Things become murkier in the pharma industry. Drug discovery is a very expensive process, and companies simply cannot afford to make an ‘unmarketable’ drug. The freakonomics blog has a post on the politics of drug discovery and promotion, and from where pharma companies make their money. Hollywood movies tell us how pre-nuptials are a good earning for ‘professional’ spouses.

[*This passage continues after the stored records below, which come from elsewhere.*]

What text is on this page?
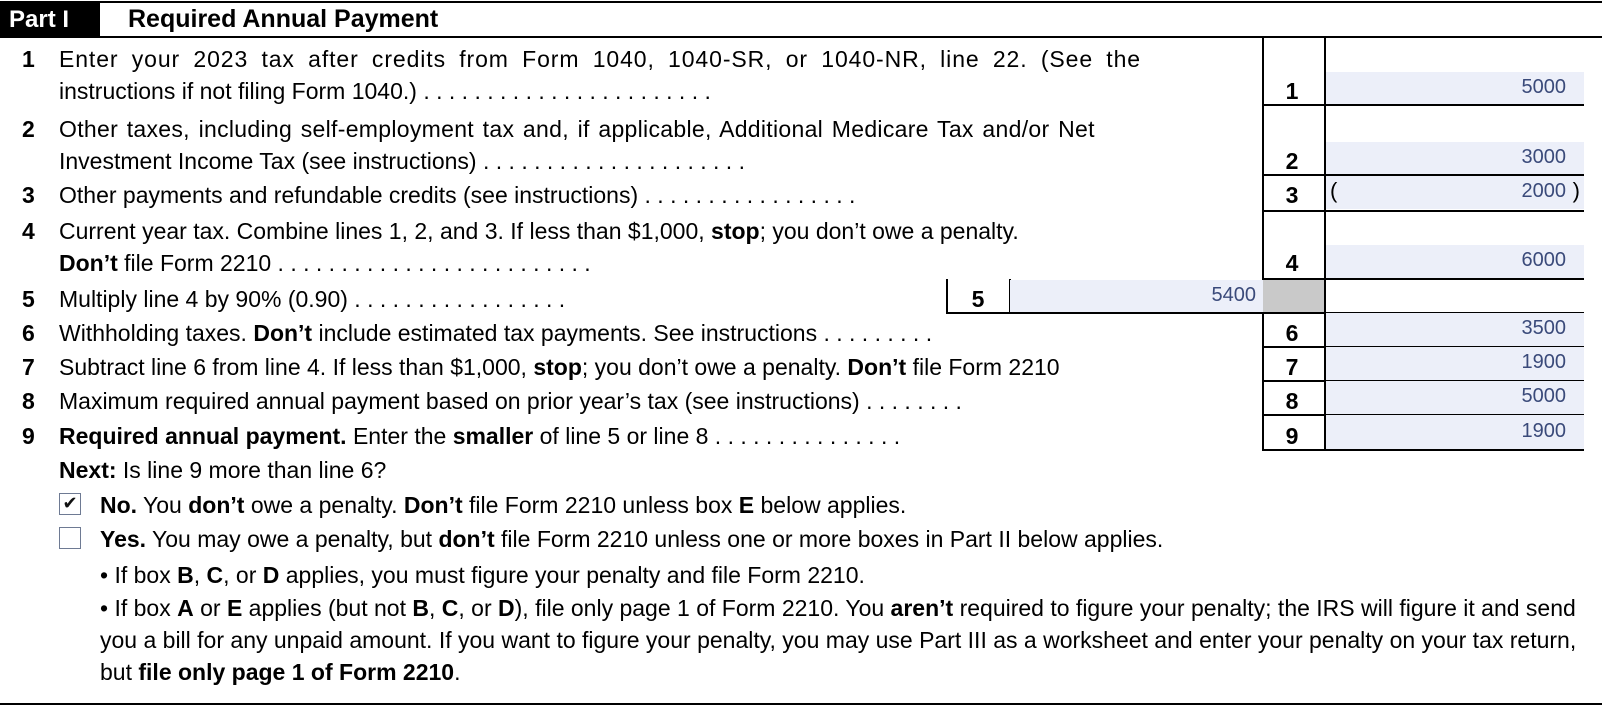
Part I	Required Annual Payment
1 Enter your 2023 tax after credits from Form 1040, 1040-SR, or 1040-NR, line 22. (See the
instructions if not filing Form 1040.) . . . . . . . . . . . . . . . . . . . . . . .	1	5000
2 Other taxes, including self-employment tax and, if applicable, Additional Medicare Tax and/or Net
Investment Income Tax (see instructions) . . . . . . . . . . . . . . . . . . . . .	2	3000
3 Other payments and refundable credits (see instructions) . . . . . . . . . . . . . . . . .	3	(	2000 )
4 Current year tax. Combine lines 1, 2, and 3. If less than $1,000, stop; you don’t owe a penalty.
Don’t file Form 2210 . . . . . . . . . . . . . . . . . . . . . . . . .	4	6000
5 Multiply line 4 by 90% (0.90) . . . . . . . . . . . . . . . . .	5	5400
6 Withholding taxes. Don’t include estimated tax payments. See instructions . . . . . . . . .	6	3500
7 Subtract line 6 from line 4. If less than $1,000, stop; you don’t owe a penalty. Don’t file Form 2210	7	1900
8 Maximum required annual payment based on prior year’s tax (see instructions) . . . . . . . .	8	5000
9 Required annual payment. Enter the smaller of line 5 or line 8 . . . . . . . . . . . . . . .	9	1900
Next: Is line 9 more than line 6?
✔ No. You don’t owe a penalty. Don’t file Form 2210 unless box E below applies.
Yes. You may owe a penalty, but don’t file Form 2210 unless one or more boxes in Part II below applies.
• If box B, C, or D applies, you must figure your penalty and file Form 2210.
• If box A or E applies (but not B, C, or D), file only page 1 of Form 2210. You aren’t required to figure your penalty; the IRS will figure it and send you a bill for any unpaid amount. If you want to figure your penalty, you may use Part III as a worksheet and enter your penalty on your tax return, but file only page 1 of Form 2210.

The ‘I, me, mine, mine, mine!’ culture is fast catching on in India as well, where traditional ownership forms were collective instead of individual. This may be an excellent way of stimulating economic growth, but the question to ask is at what cost. American families are forced to be self-sufficient in everything, from transport to plumbing. Every member of the family has to have a TV in their room, individual computers, essentially everything has to be duplicated for every member of the house. One TV implies friction between family members, so get everyone their own is missing the point entirely. It weakens bonds, reduces individual responsibility to the society and even to their families. This attitude naturally leads to consumerism whose effects are well documented in The story of stuff. Sharing is an important cultural trait that India is fast losing, in lieu of ‘progress’. The notion of private property in India is as recent as Lord Clive and the Bengal settlement. Within this short timeframe, there have emerged pockets where enquiring about your neighbor’s well-being is considered intrusion of (my) privacy.

India faces worse issues, since the administrative machinery in the West is far more developed and less corruptible when compared to our babudom. Following the effects of the spread of non-collective forms of ownership into the most remote parts of India will be as interesting as excruciating.